175 000 Erstimplantationen wurden im Jahr 2009 am Kniegelenk vorgenommen. Foto: mauritius images
175 000 Erstimplantationen wurden im Jahr 2009 am Kniegelenk vorgenommen. Foto: mauritius images

Aufgrund der ständig wachsenden Zahl von Erstimplantationen und der längeren Lebenserwartung der Patienten steigt auch die Zahl der Revisionsoperationen (4). Seit 2003 nahm die Zahl der Implantationen von Hüftgelenk-TEP um 18 Prozent und der von Knie-TEP um 52 Prozent zu. Damit einhergehend erhöhte sich die Zahl der Revisionseingriffe um 43 Prozent bei Hüftgelenk-TEP und um 117 Prozent bei Knie-TEP (5). Die überproportionale Zunahme von Revisionsoperationen verdeutlicht das Problem der Standzeiten von Gelenk-TEP, das trotz ständiger Optimierung der Operationstechnik und der Weiterentwicklung der Implantate noch nicht gelöst ist.

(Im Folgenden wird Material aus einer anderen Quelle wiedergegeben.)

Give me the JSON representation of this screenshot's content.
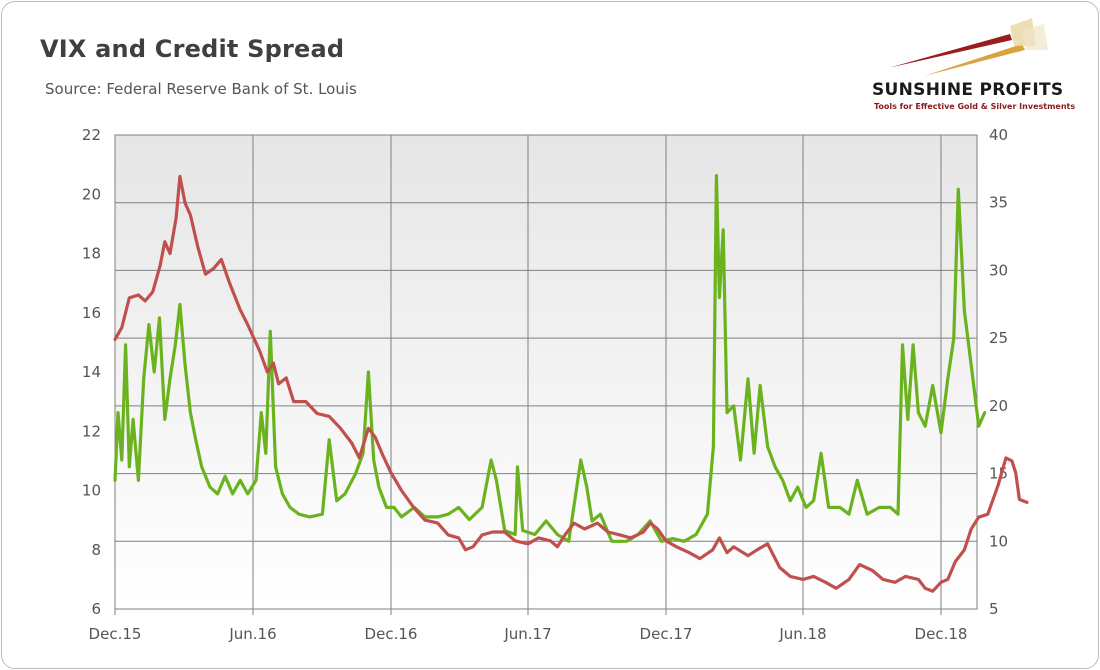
{
  "header": {
    "title": "VIX and Credit Spread",
    "subtitle": "Source: Federal Reserve Bank of St. Louis"
  },
  "logo": {
    "name": "SUNSHINE PROFITS",
    "tagline": "Tools for Effective Gold & Silver Investments"
  },
  "colors": {
    "credit_spread": "#c0504d",
    "vix": "#6bb31e",
    "plot_bg_top": "#e8e8e8",
    "plot_bg_bottom": "#ffffff",
    "grid": "#7f7f7f"
  },
  "chart_data": {
    "type": "line",
    "grid": true,
    "x_ticks": [
      "Dec.15",
      "Jun.16",
      "Dec.16",
      "Jun.17",
      "Dec.17",
      "Jun.18",
      "Dec.18"
    ],
    "y_left": {
      "ticks": [
        6,
        8,
        10,
        12,
        14,
        16,
        18,
        20,
        22
      ],
      "range": [
        6,
        22
      ]
    },
    "y_right": {
      "ticks": [
        5,
        10,
        15,
        20,
        25,
        30,
        35,
        40
      ],
      "range": [
        5,
        40
      ]
    },
    "series": [
      {
        "key": "credit_spread",
        "axis": "left",
        "points": [
          [
            "2015-12-01",
            15.1
          ],
          [
            "2015-12-10",
            15.5
          ],
          [
            "2015-12-20",
            16.5
          ],
          [
            "2016-01-01",
            16.6
          ],
          [
            "2016-01-10",
            16.4
          ],
          [
            "2016-01-20",
            16.7
          ],
          [
            "2016-01-30",
            17.6
          ],
          [
            "2016-02-05",
            18.4
          ],
          [
            "2016-02-12",
            18.0
          ],
          [
            "2016-02-20",
            19.2
          ],
          [
            "2016-02-25",
            20.6
          ],
          [
            "2016-03-03",
            19.7
          ],
          [
            "2016-03-10",
            19.3
          ],
          [
            "2016-03-20",
            18.2
          ],
          [
            "2016-03-30",
            17.3
          ],
          [
            "2016-04-10",
            17.5
          ],
          [
            "2016-04-20",
            17.8
          ],
          [
            "2016-05-01",
            17.0
          ],
          [
            "2016-05-15",
            16.1
          ],
          [
            "2016-05-25",
            15.6
          ],
          [
            "2016-06-10",
            14.7
          ],
          [
            "2016-06-20",
            14.0
          ],
          [
            "2016-06-28",
            14.3
          ],
          [
            "2016-07-05",
            13.6
          ],
          [
            "2016-07-15",
            13.8
          ],
          [
            "2016-07-25",
            13.0
          ],
          [
            "2016-08-10",
            13.0
          ],
          [
            "2016-08-25",
            12.6
          ],
          [
            "2016-09-10",
            12.5
          ],
          [
            "2016-09-25",
            12.1
          ],
          [
            "2016-10-10",
            11.6
          ],
          [
            "2016-10-20",
            11.1
          ],
          [
            "2016-11-01",
            12.1
          ],
          [
            "2016-11-10",
            11.8
          ],
          [
            "2016-11-20",
            11.2
          ],
          [
            "2016-12-01",
            10.6
          ],
          [
            "2016-12-15",
            10.0
          ],
          [
            "2017-01-01",
            9.4
          ],
          [
            "2017-01-15",
            9.0
          ],
          [
            "2017-02-01",
            8.9
          ],
          [
            "2017-02-15",
            8.5
          ],
          [
            "2017-03-01",
            8.4
          ],
          [
            "2017-03-10",
            8.0
          ],
          [
            "2017-03-20",
            8.1
          ],
          [
            "2017-04-01",
            8.5
          ],
          [
            "2017-04-15",
            8.6
          ],
          [
            "2017-05-01",
            8.6
          ],
          [
            "2017-05-15",
            8.3
          ],
          [
            "2017-06-01",
            8.2
          ],
          [
            "2017-06-15",
            8.4
          ],
          [
            "2017-07-01",
            8.3
          ],
          [
            "2017-07-10",
            8.1
          ],
          [
            "2017-07-20",
            8.5
          ],
          [
            "2017-08-01",
            8.9
          ],
          [
            "2017-08-15",
            8.7
          ],
          [
            "2017-09-01",
            8.9
          ],
          [
            "2017-09-15",
            8.6
          ],
          [
            "2017-10-01",
            8.5
          ],
          [
            "2017-10-15",
            8.4
          ],
          [
            "2017-11-01",
            8.6
          ],
          [
            "2017-11-10",
            8.9
          ],
          [
            "2017-11-20",
            8.7
          ],
          [
            "2017-12-01",
            8.3
          ],
          [
            "2017-12-15",
            8.1
          ],
          [
            "2018-01-01",
            7.9
          ],
          [
            "2018-01-15",
            7.7
          ],
          [
            "2018-02-01",
            8.0
          ],
          [
            "2018-02-10",
            8.4
          ],
          [
            "2018-02-20",
            7.9
          ],
          [
            "2018-03-01",
            8.1
          ],
          [
            "2018-03-20",
            7.8
          ],
          [
            "2018-04-01",
            8.0
          ],
          [
            "2018-04-15",
            8.2
          ],
          [
            "2018-05-01",
            7.4
          ],
          [
            "2018-05-15",
            7.1
          ],
          [
            "2018-06-01",
            7.0
          ],
          [
            "2018-06-15",
            7.1
          ],
          [
            "2018-07-01",
            6.9
          ],
          [
            "2018-07-15",
            6.7
          ],
          [
            "2018-08-01",
            7.0
          ],
          [
            "2018-08-15",
            7.5
          ],
          [
            "2018-09-01",
            7.3
          ],
          [
            "2018-09-15",
            7.0
          ],
          [
            "2018-10-01",
            6.9
          ],
          [
            "2018-10-15",
            7.1
          ],
          [
            "2018-11-01",
            7.0
          ],
          [
            "2018-11-10",
            6.7
          ],
          [
            "2018-11-20",
            6.6
          ],
          [
            "2018-12-01",
            6.9
          ],
          [
            "2018-12-10",
            7.0
          ],
          [
            "2018-12-20",
            7.6
          ],
          [
            "2019-01-01",
            8.0
          ],
          [
            "2019-01-10",
            8.7
          ],
          [
            "2019-01-20",
            9.1
          ],
          [
            "2019-02-01",
            9.2
          ],
          [
            "2019-02-15",
            10.2
          ],
          [
            "2019-02-25",
            11.1
          ],
          [
            "2019-03-05",
            11.0
          ],
          [
            "2019-03-10",
            10.6
          ],
          [
            "2019-03-15",
            9.7
          ],
          [
            "2019-03-25",
            9.6
          ]
        ]
      },
      {
        "key": "vix",
        "axis": "right",
        "points": [
          [
            "2015-12-01",
            14.5
          ],
          [
            "2015-12-05",
            19.5
          ],
          [
            "2015-12-10",
            16.0
          ],
          [
            "2015-12-15",
            24.5
          ],
          [
            "2015-12-20",
            15.5
          ],
          [
            "2015-12-25",
            19.0
          ],
          [
            "2016-01-01",
            14.5
          ],
          [
            "2016-01-08",
            22.0
          ],
          [
            "2016-01-15",
            26.0
          ],
          [
            "2016-01-22",
            22.5
          ],
          [
            "2016-01-29",
            26.5
          ],
          [
            "2016-02-05",
            19.0
          ],
          [
            "2016-02-12",
            22.0
          ],
          [
            "2016-02-19",
            24.5
          ],
          [
            "2016-02-25",
            27.5
          ],
          [
            "2016-03-03",
            23.0
          ],
          [
            "2016-03-10",
            19.5
          ],
          [
            "2016-03-17",
            17.5
          ],
          [
            "2016-03-25",
            15.5
          ],
          [
            "2016-04-05",
            14.0
          ],
          [
            "2016-04-15",
            13.5
          ],
          [
            "2016-04-25",
            14.8
          ],
          [
            "2016-05-05",
            13.5
          ],
          [
            "2016-05-15",
            14.5
          ],
          [
            "2016-05-25",
            13.5
          ],
          [
            "2016-06-05",
            14.5
          ],
          [
            "2016-06-12",
            19.5
          ],
          [
            "2016-06-18",
            16.5
          ],
          [
            "2016-06-24",
            25.5
          ],
          [
            "2016-07-01",
            15.5
          ],
          [
            "2016-07-10",
            13.5
          ],
          [
            "2016-07-20",
            12.5
          ],
          [
            "2016-08-01",
            12.0
          ],
          [
            "2016-08-15",
            11.8
          ],
          [
            "2016-09-01",
            12.0
          ],
          [
            "2016-09-10",
            17.5
          ],
          [
            "2016-09-20",
            13.0
          ],
          [
            "2016-10-01",
            13.5
          ],
          [
            "2016-10-15",
            15.0
          ],
          [
            "2016-10-25",
            16.5
          ],
          [
            "2016-11-01",
            22.5
          ],
          [
            "2016-11-08",
            16.0
          ],
          [
            "2016-11-15",
            14.0
          ],
          [
            "2016-11-25",
            12.5
          ],
          [
            "2016-12-05",
            12.5
          ],
          [
            "2016-12-15",
            11.8
          ],
          [
            "2017-01-01",
            12.5
          ],
          [
            "2017-01-15",
            11.8
          ],
          [
            "2017-02-01",
            11.8
          ],
          [
            "2017-02-15",
            12.0
          ],
          [
            "2017-03-01",
            12.5
          ],
          [
            "2017-03-15",
            11.6
          ],
          [
            "2017-04-01",
            12.5
          ],
          [
            "2017-04-13",
            16.0
          ],
          [
            "2017-04-20",
            14.5
          ],
          [
            "2017-05-01",
            10.8
          ],
          [
            "2017-05-15",
            10.5
          ],
          [
            "2017-05-18",
            15.5
          ],
          [
            "2017-05-25",
            10.8
          ],
          [
            "2017-06-10",
            10.5
          ],
          [
            "2017-06-25",
            11.5
          ],
          [
            "2017-07-10",
            10.5
          ],
          [
            "2017-07-25",
            10.0
          ],
          [
            "2017-08-10",
            16.0
          ],
          [
            "2017-08-18",
            14.0
          ],
          [
            "2017-08-25",
            11.5
          ],
          [
            "2017-09-05",
            12.0
          ],
          [
            "2017-09-20",
            10.0
          ],
          [
            "2017-10-10",
            10.0
          ],
          [
            "2017-10-25",
            10.5
          ],
          [
            "2017-11-10",
            11.5
          ],
          [
            "2017-11-25",
            10.0
          ],
          [
            "2017-12-10",
            10.2
          ],
          [
            "2017-12-25",
            10.0
          ],
          [
            "2018-01-10",
            10.5
          ],
          [
            "2018-01-25",
            12.0
          ],
          [
            "2018-02-02",
            17.0
          ],
          [
            "2018-02-06",
            37.0
          ],
          [
            "2018-02-10",
            28.0
          ],
          [
            "2018-02-15",
            33.0
          ],
          [
            "2018-02-20",
            19.5
          ],
          [
            "2018-03-01",
            20.0
          ],
          [
            "2018-03-10",
            16.0
          ],
          [
            "2018-03-20",
            22.0
          ],
          [
            "2018-03-28",
            16.5
          ],
          [
            "2018-04-05",
            21.5
          ],
          [
            "2018-04-15",
            17.0
          ],
          [
            "2018-04-25",
            15.5
          ],
          [
            "2018-05-05",
            14.5
          ],
          [
            "2018-05-15",
            13.0
          ],
          [
            "2018-05-25",
            14.0
          ],
          [
            "2018-06-05",
            12.5
          ],
          [
            "2018-06-15",
            13.0
          ],
          [
            "2018-06-25",
            16.5
          ],
          [
            "2018-07-05",
            12.5
          ],
          [
            "2018-07-20",
            12.5
          ],
          [
            "2018-08-01",
            12.0
          ],
          [
            "2018-08-12",
            14.5
          ],
          [
            "2018-08-25",
            12.0
          ],
          [
            "2018-09-10",
            12.5
          ],
          [
            "2018-09-25",
            12.5
          ],
          [
            "2018-10-05",
            12.0
          ],
          [
            "2018-10-11",
            24.5
          ],
          [
            "2018-10-18",
            19.0
          ],
          [
            "2018-10-25",
            24.5
          ],
          [
            "2018-11-01",
            19.5
          ],
          [
            "2018-11-10",
            18.5
          ],
          [
            "2018-11-20",
            21.5
          ],
          [
            "2018-12-01",
            18.0
          ],
          [
            "2018-12-10",
            22.0
          ],
          [
            "2018-12-18",
            25.0
          ],
          [
            "2018-12-24",
            36.0
          ],
          [
            "2019-01-01",
            27.0
          ],
          [
            "2019-01-10",
            23.0
          ],
          [
            "2019-01-20",
            18.5
          ],
          [
            "2019-01-28",
            19.5
          ]
        ]
      }
    ]
  }
}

Oft Austausch bereits nach zwei Jahren

Bis in die 80er Jahre des vorigen Jahrhunderts wurde dem tribologischen Verhalten von Implantatkomponenten weniger Aufmerksamkeit geschenkt als deren mechanischen Eigenschaften und ihrer Verschleißfestigkeit (6). Implantate, deren Standzeit, das ist der Zeitraum zwischen Erstimplantation und Austausch des Implantats, 15 Jahre und mehr betragen sollte, entsprechen vielfach nicht den Herstellerangaben und müssen unerwartet häufig vorzeitig ausgewechselt werden.

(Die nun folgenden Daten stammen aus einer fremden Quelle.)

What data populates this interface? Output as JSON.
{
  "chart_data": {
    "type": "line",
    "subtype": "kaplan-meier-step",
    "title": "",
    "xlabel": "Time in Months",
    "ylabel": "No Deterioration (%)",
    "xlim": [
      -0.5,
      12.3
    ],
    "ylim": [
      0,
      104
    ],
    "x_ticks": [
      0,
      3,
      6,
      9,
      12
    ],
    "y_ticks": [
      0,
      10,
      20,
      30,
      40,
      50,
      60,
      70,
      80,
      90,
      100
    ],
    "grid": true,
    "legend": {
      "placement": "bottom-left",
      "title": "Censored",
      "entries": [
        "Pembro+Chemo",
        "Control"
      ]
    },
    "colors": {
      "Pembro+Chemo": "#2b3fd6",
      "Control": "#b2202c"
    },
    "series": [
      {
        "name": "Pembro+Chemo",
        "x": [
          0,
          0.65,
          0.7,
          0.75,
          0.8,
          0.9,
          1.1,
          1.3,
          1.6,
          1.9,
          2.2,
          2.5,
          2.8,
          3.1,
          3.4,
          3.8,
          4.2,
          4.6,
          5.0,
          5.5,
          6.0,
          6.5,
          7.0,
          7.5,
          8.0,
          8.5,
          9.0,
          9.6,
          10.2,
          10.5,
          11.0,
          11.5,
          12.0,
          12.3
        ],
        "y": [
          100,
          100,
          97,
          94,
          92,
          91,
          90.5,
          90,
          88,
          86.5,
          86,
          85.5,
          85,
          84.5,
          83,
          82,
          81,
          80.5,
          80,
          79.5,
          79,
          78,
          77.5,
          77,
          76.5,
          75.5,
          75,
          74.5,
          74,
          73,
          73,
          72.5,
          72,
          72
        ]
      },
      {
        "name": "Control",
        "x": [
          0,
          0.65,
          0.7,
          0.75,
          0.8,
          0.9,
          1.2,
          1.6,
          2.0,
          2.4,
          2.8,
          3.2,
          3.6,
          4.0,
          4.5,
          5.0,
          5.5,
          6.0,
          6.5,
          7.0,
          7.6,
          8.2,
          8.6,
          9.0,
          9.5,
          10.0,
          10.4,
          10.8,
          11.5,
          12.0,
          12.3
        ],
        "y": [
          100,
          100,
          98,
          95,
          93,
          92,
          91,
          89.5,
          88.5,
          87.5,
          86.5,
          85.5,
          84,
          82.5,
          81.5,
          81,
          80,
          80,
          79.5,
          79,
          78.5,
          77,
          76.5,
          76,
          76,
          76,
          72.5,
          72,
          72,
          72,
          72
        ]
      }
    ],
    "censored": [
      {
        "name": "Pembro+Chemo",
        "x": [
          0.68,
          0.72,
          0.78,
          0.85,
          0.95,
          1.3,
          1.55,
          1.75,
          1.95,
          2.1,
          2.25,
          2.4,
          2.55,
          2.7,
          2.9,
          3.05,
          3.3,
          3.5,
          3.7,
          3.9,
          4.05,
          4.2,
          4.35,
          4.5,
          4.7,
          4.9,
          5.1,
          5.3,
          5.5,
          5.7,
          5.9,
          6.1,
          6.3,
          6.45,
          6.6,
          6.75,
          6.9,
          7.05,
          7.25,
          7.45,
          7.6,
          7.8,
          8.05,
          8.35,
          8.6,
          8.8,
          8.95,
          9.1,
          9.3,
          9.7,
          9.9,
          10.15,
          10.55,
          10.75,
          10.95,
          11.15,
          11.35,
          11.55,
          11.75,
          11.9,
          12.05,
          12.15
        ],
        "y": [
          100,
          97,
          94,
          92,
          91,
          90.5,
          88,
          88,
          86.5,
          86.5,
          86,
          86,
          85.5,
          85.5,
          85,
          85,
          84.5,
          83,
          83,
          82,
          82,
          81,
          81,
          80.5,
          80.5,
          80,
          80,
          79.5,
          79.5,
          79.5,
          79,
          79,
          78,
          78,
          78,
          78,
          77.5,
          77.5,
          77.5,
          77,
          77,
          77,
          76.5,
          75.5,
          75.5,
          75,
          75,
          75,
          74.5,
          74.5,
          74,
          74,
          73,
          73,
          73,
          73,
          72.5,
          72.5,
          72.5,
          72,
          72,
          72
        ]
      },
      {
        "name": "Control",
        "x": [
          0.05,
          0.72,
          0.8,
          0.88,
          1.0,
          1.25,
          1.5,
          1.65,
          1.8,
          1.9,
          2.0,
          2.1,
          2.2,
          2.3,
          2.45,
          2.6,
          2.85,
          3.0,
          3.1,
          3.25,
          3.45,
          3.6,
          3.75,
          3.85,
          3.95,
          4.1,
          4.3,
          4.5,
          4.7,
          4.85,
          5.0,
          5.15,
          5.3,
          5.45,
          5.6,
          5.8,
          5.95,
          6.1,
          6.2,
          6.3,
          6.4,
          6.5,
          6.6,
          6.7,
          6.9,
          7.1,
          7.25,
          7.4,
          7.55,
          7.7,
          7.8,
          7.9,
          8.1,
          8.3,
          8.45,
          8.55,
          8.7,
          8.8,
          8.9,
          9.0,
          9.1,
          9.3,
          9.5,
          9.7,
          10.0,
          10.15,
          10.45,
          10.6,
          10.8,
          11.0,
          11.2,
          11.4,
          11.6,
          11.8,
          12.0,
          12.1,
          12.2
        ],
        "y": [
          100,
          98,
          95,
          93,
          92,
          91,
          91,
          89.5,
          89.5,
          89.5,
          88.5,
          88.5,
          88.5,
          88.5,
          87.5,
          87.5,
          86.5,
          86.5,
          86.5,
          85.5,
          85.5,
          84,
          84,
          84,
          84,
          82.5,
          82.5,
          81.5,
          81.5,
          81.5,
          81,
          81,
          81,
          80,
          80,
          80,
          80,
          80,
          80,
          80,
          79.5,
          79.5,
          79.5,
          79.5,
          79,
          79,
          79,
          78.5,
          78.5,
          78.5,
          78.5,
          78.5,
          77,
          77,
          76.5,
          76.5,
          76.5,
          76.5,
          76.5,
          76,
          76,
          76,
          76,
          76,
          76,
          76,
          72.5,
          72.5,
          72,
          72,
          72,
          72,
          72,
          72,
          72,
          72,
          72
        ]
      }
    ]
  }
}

Bei 3,3 Prozent der Hüft- und 6,5 Prozent der Knie-TEP war bereits zwei Jahre nach der Erstimplantation ein Wechseleingriff fällig (7). In einer Untersuchung an 439 Patienten wurden Revisionseingriffe (8) am häufigsten aufgrund einer aseptischen Implantatlockerung (55 Prozent) notwendig. Als weitere Gründe wurden eine aseptische Lockerung bei 14 Prozent, Osteolyse (bei gut fixiertem Implantat) bei 13 Prozent, Infektion bei sieben Prozent, periprothetische Fraktur bei fünf Prozent und sonstige Gründe bei sechs Prozent angegeben. Die aseptische Lockerung (9) wird als Folge einer Reaktion auf Korrosionsprodukte und Abriebpartikel angesehen, die sowohl an artikulierenden Oberflächen als auch an Grenzflächen anderer Implantatkomponenten entstehen und in periimplantäre Gewebsstrukturen gelangen können (10). Die Immunantwort auf derartige Abnutzungsprodukte unterscheidet sich wesentlich von möglichen Reaktionen auf das ursprüngliche Ausgangsmaterial. Sie ist zunächst durch eine lokale Immunreaktion gekennzeichnet. Die Immunreaktivität ist von der Größe und der Menge der phagozytierbaren Partikel in einem bestimmten Gewebevolumen abhängig (11, 12). Zellbarrieren bieten offenbar keinen Schutz vor den schädigenden Einflüssen von Nanopartikeln. Obwohl die Mechanismen noch nicht vollständig aufgeklärt sind, deutet vieles darauf hin, dass durch Vermittlung bestimmter Signalmoleküle, die unter dem Einfluss von Nanopartikeln aus Gewebsstrukturen freigesetzt werden, auch jenseits von Zellbarrieren Reaktionen ausgelöst werden können (1317).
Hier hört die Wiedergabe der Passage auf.